How to how lsb steganography works: a technical implementation guide
- Step 1Calculate capacity — Capacity in bytes = (width × height × channels) ÷ 8. For a 1024×1024 RGBA image using 3 channels: (1024 × 1024 × 3) ÷ 8 = 393,216 bytes. Leave headroom — embedding at full capacity is detectable.
- Step 2Encode — Iterate pixels in raster order. For each message byte, write its 8 bits one per LSB of successive colour channel values. Append a null byte (00000000) to mark the end of the message.
- Step 3Decode — Iterate pixels in the same raster order. Extract one LSB per channel, assemble 8-bit groups, and collect bytes until you encounter a null terminator.
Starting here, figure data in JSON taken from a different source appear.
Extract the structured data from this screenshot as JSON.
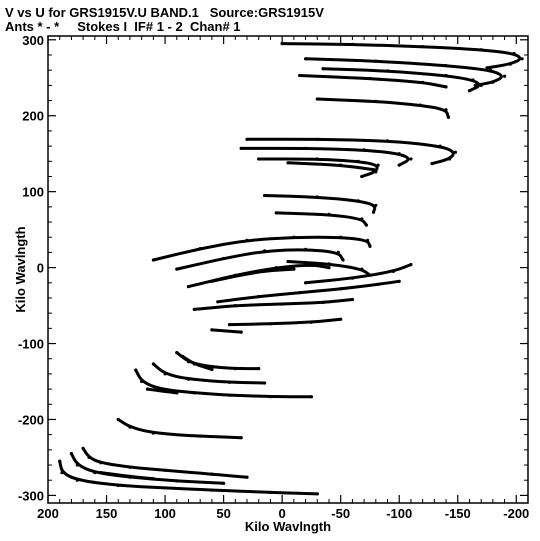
{
  "header": {
    "line1": "V vs U for GRS1915V.U BAND.1   Source:GRS1915V",
    "line2": "Ants * - *     Stokes I  IF# 1 - 2  Chan# 1"
  },
  "chart_data": {
    "type": "scatter",
    "title": "V vs U for GRS1915V.U BAND.1   Source:GRS1915V",
    "subtitle": "Ants * - *     Stokes I  IF# 1 - 2  Chan# 1",
    "xlabel": "Kilo Wavlngth",
    "ylabel": "Kilo Wavlngth",
    "xlim": [
      200,
      -210
    ],
    "ylim": [
      -310,
      305
    ],
    "x_reversed": true,
    "x_ticks": [
      200,
      150,
      100,
      50,
      0,
      -50,
      -100,
      -150,
      -200
    ],
    "y_ticks": [
      300,
      200,
      100,
      0,
      -100,
      -200,
      -300
    ],
    "grid": false,
    "mark_color": "#000000",
    "series": [
      {
        "points": [
          [
            0,
            295
          ],
          [
            -60,
            294
          ],
          [
            -120,
            291
          ],
          [
            -170,
            287
          ],
          [
            -198,
            282
          ],
          [
            -205,
            275
          ],
          [
            -195,
            268
          ],
          [
            -175,
            263
          ]
        ]
      },
      {
        "points": [
          [
            -20,
            275
          ],
          [
            -80,
            272
          ],
          [
            -140,
            266
          ],
          [
            -178,
            260
          ],
          [
            -190,
            252
          ],
          [
            -180,
            244
          ],
          [
            -165,
            240
          ]
        ]
      },
      {
        "points": [
          [
            -35,
            262
          ],
          [
            -90,
            259
          ],
          [
            -140,
            253
          ],
          [
            -163,
            247
          ],
          [
            -170,
            240
          ],
          [
            -160,
            233
          ]
        ]
      },
      {
        "points": [
          [
            -15,
            253
          ],
          [
            -75,
            249
          ],
          [
            -120,
            244
          ],
          [
            -140,
            238
          ]
        ]
      },
      {
        "points": [
          [
            -30,
            222
          ],
          [
            -80,
            219
          ],
          [
            -118,
            214
          ],
          [
            -140,
            208
          ],
          [
            -142,
            198
          ]
        ]
      },
      {
        "points": [
          [
            30,
            169
          ],
          [
            -30,
            169
          ],
          [
            -90,
            167
          ],
          [
            -135,
            160
          ],
          [
            -148,
            152
          ],
          [
            -143,
            143
          ],
          [
            -128,
            137
          ]
        ]
      },
      {
        "points": [
          [
            35,
            157
          ],
          [
            -20,
            157
          ],
          [
            -70,
            155
          ],
          [
            -100,
            150
          ],
          [
            -110,
            143
          ],
          [
            -100,
            135
          ]
        ]
      },
      {
        "points": [
          [
            20,
            143
          ],
          [
            -30,
            143
          ],
          [
            -65,
            140
          ],
          [
            -82,
            135
          ],
          [
            -80,
            126
          ],
          [
            -68,
            120
          ]
        ]
      },
      {
        "points": [
          [
            -5,
            138
          ],
          [
            -50,
            135
          ],
          [
            -78,
            129
          ]
        ]
      },
      {
        "points": [
          [
            15,
            95
          ],
          [
            -30,
            93
          ],
          [
            -65,
            88
          ],
          [
            -80,
            82
          ],
          [
            -78,
            73
          ]
        ]
      },
      {
        "points": [
          [
            5,
            72
          ],
          [
            -40,
            70
          ],
          [
            -68,
            64
          ],
          [
            -72,
            56
          ]
        ]
      },
      {
        "points": [
          [
            110,
            10
          ],
          [
            70,
            25
          ],
          [
            30,
            36
          ],
          [
            -10,
            40
          ],
          [
            -50,
            40
          ],
          [
            -73,
            36
          ],
          [
            -75,
            28
          ]
        ]
      },
      {
        "points": [
          [
            90,
            -2
          ],
          [
            50,
            12
          ],
          [
            15,
            22
          ],
          [
            -20,
            24
          ],
          [
            -48,
            20
          ],
          [
            -52,
            10
          ]
        ]
      },
      {
        "points": [
          [
            80,
            -25
          ],
          [
            40,
            -10
          ],
          [
            5,
            0
          ],
          [
            -25,
            4
          ],
          [
            -40,
            0
          ]
        ]
      },
      {
        "points": [
          [
            60,
            -18
          ],
          [
            20,
            -5
          ],
          [
            -10,
            -2
          ]
        ]
      },
      {
        "points": [
          [
            -5,
            8
          ],
          [
            -40,
            5
          ],
          [
            -68,
            -2
          ],
          [
            -75,
            -10
          ]
        ]
      },
      {
        "points": [
          [
            -20,
            -20
          ],
          [
            -60,
            -14
          ],
          [
            -95,
            -5
          ],
          [
            -110,
            4
          ]
        ]
      },
      {
        "points": [
          [
            55,
            -45
          ],
          [
            20,
            -38
          ],
          [
            -15,
            -33
          ],
          [
            -50,
            -28
          ],
          [
            -82,
            -22
          ],
          [
            -100,
            -18
          ]
        ]
      },
      {
        "points": [
          [
            75,
            -55
          ],
          [
            40,
            -50
          ],
          [
            0,
            -48
          ],
          [
            -35,
            -46
          ],
          [
            -60,
            -42
          ]
        ]
      },
      {
        "points": [
          [
            45,
            -75
          ],
          [
            10,
            -74
          ],
          [
            -25,
            -72
          ],
          [
            -50,
            -68
          ]
        ]
      },
      {
        "points": [
          [
            60,
            -82
          ],
          [
            35,
            -85
          ]
        ]
      },
      {
        "points": [
          [
            90,
            -112
          ],
          [
            80,
            -124
          ],
          [
            65,
            -130
          ],
          [
            40,
            -133
          ],
          [
            20,
            -133
          ]
        ]
      },
      {
        "points": [
          [
            85,
            -117
          ],
          [
            75,
            -127
          ],
          [
            60,
            -134
          ]
        ]
      },
      {
        "points": [
          [
            110,
            -127
          ],
          [
            100,
            -140
          ],
          [
            80,
            -147
          ],
          [
            45,
            -151
          ],
          [
            15,
            -152
          ]
        ]
      },
      {
        "points": [
          [
            125,
            -135
          ],
          [
            120,
            -150
          ],
          [
            105,
            -160
          ],
          [
            75,
            -165
          ],
          [
            45,
            -168
          ],
          [
            10,
            -170
          ],
          [
            -25,
            -170
          ]
        ]
      },
      {
        "points": [
          [
            115,
            -160
          ],
          [
            100,
            -163
          ],
          [
            90,
            -165
          ]
        ]
      },
      {
        "points": [
          [
            140,
            -200
          ],
          [
            130,
            -210
          ],
          [
            110,
            -218
          ],
          [
            70,
            -222
          ],
          [
            35,
            -224
          ]
        ]
      },
      {
        "points": [
          [
            170,
            -238
          ],
          [
            165,
            -250
          ],
          [
            155,
            -257
          ],
          [
            130,
            -263
          ],
          [
            100,
            -267
          ],
          [
            60,
            -272
          ],
          [
            30,
            -276
          ]
        ]
      },
      {
        "points": [
          [
            180,
            -245
          ],
          [
            175,
            -260
          ],
          [
            160,
            -270
          ],
          [
            130,
            -276
          ],
          [
            90,
            -281
          ],
          [
            50,
            -284
          ]
        ]
      },
      {
        "points": [
          [
            190,
            -255
          ],
          [
            188,
            -270
          ],
          [
            175,
            -280
          ],
          [
            140,
            -287
          ],
          [
            100,
            -290
          ],
          [
            60,
            -293
          ],
          [
            10,
            -296
          ],
          [
            -30,
            -298
          ]
        ]
      },
      {
        "points": [
          [
            155,
            -270
          ],
          [
            130,
            -275
          ],
          [
            110,
            -278
          ]
        ]
      }
    ]
  }
}
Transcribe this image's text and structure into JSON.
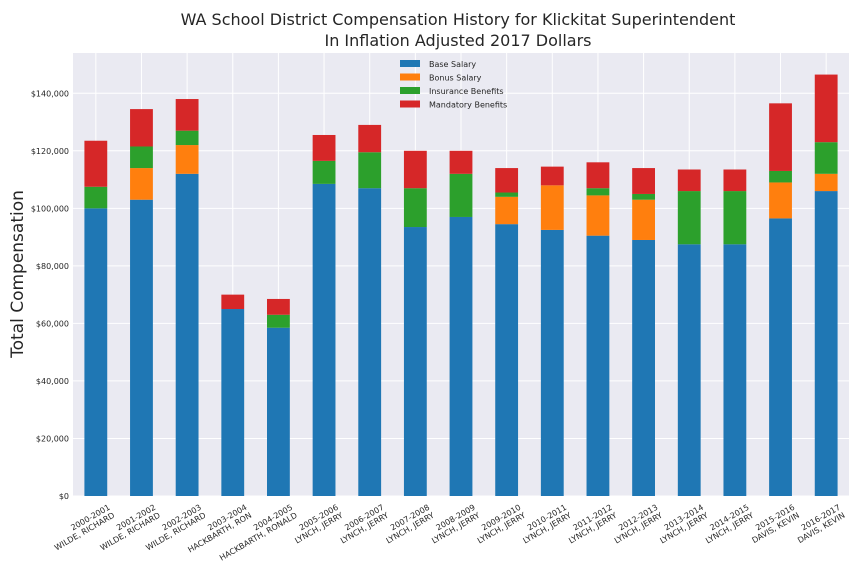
{
  "chart_data": {
    "type": "bar",
    "stacked": true,
    "title": "WA School District Compensation History for Klickitat Superintendent",
    "subtitle": "In Inflation Adjusted 2017 Dollars",
    "xlabel": "",
    "ylabel": "Total Compensation",
    "ylim": [
      0,
      154000
    ],
    "yticks": [
      0,
      20000,
      40000,
      60000,
      80000,
      100000,
      120000,
      140000
    ],
    "ytick_labels": [
      "$0",
      "$20,000",
      "$40,000",
      "$60,000",
      "$80,000",
      "$100,000",
      "$120,000",
      "$140,000"
    ],
    "grid": true,
    "legend_position": "top-center",
    "categories": [
      "2000-2001\nWILDE, RICHARD",
      "2001-2002\nWILDE, RICHARD",
      "2002-2003\nWILDE, RICHARD",
      "2003-2004\nHACKBARTH, RON",
      "2004-2005\nHACKBARTH, RONALD",
      "2005-2006\nLYNCH, JERRY",
      "2006-2007\nLYNCH, JERRY",
      "2007-2008\nLYNCH, JERRY",
      "2008-2009\nLYNCH, JERRY",
      "2009-2010\nLYNCH, JERRY",
      "2010-2011\nLYNCH, JERRY",
      "2011-2012\nLYNCH, JERRY",
      "2012-2013\nLYNCH, JERRY",
      "2013-2014\nLYNCH, JERRY",
      "2014-2015\nLYNCH, JERRY",
      "2015-2016\nDAVIS, KEVIN",
      "2016-2017\nDAVIS, KEVIN"
    ],
    "series": [
      {
        "name": "Base Salary",
        "color": "#1f77b4",
        "values": [
          100000,
          103000,
          112000,
          65000,
          58500,
          108500,
          107000,
          93500,
          97000,
          94500,
          92500,
          90500,
          89000,
          87500,
          87500,
          96500,
          106000
        ]
      },
      {
        "name": "Bonus Salary",
        "color": "#ff7f0e",
        "values": [
          0,
          11000,
          10000,
          0,
          0,
          0,
          0,
          0,
          0,
          9500,
          15500,
          14000,
          14000,
          0,
          0,
          12500,
          6000
        ]
      },
      {
        "name": "Insurance Benefits",
        "color": "#2ca02c",
        "values": [
          7500,
          7500,
          5000,
          0,
          4500,
          8000,
          12500,
          13500,
          15000,
          1500,
          0,
          2500,
          2000,
          18500,
          18500,
          4000,
          11000
        ]
      },
      {
        "name": "Mandatory Benefits",
        "color": "#d62728",
        "values": [
          16000,
          13000,
          11000,
          5000,
          5500,
          9000,
          9500,
          13000,
          8000,
          8500,
          6500,
          9000,
          9000,
          7500,
          7500,
          23500,
          23500
        ]
      }
    ]
  }
}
Frequently asked questions
Why use only 1 bit per channel?+
Using 1 bit per channel limits the maximum pixel value change to ±1, which is imperceptible. Using 2 bits doubles capacity but introduces visible colour banding in flat-colour regions of the image.
How does the null terminator work?+
After the last message byte, the encoder writes 8 zero-value LSBs (a null byte) as an end-of-message marker. The decoder reads LSBs until it collects 8 consecutive zeros, then stops.
Why does the tool use Canvas2D instead of reading the PNG bytes directly?+
Canvas2D getImageData provides a decoded RGBA pixel array independent of the PNG encoding variant (interlaced, filter type, etc.). Direct PNG byte parsing would require implementing a full PNG decompressor — Canvas2D handles this via the browser's built-in image engine.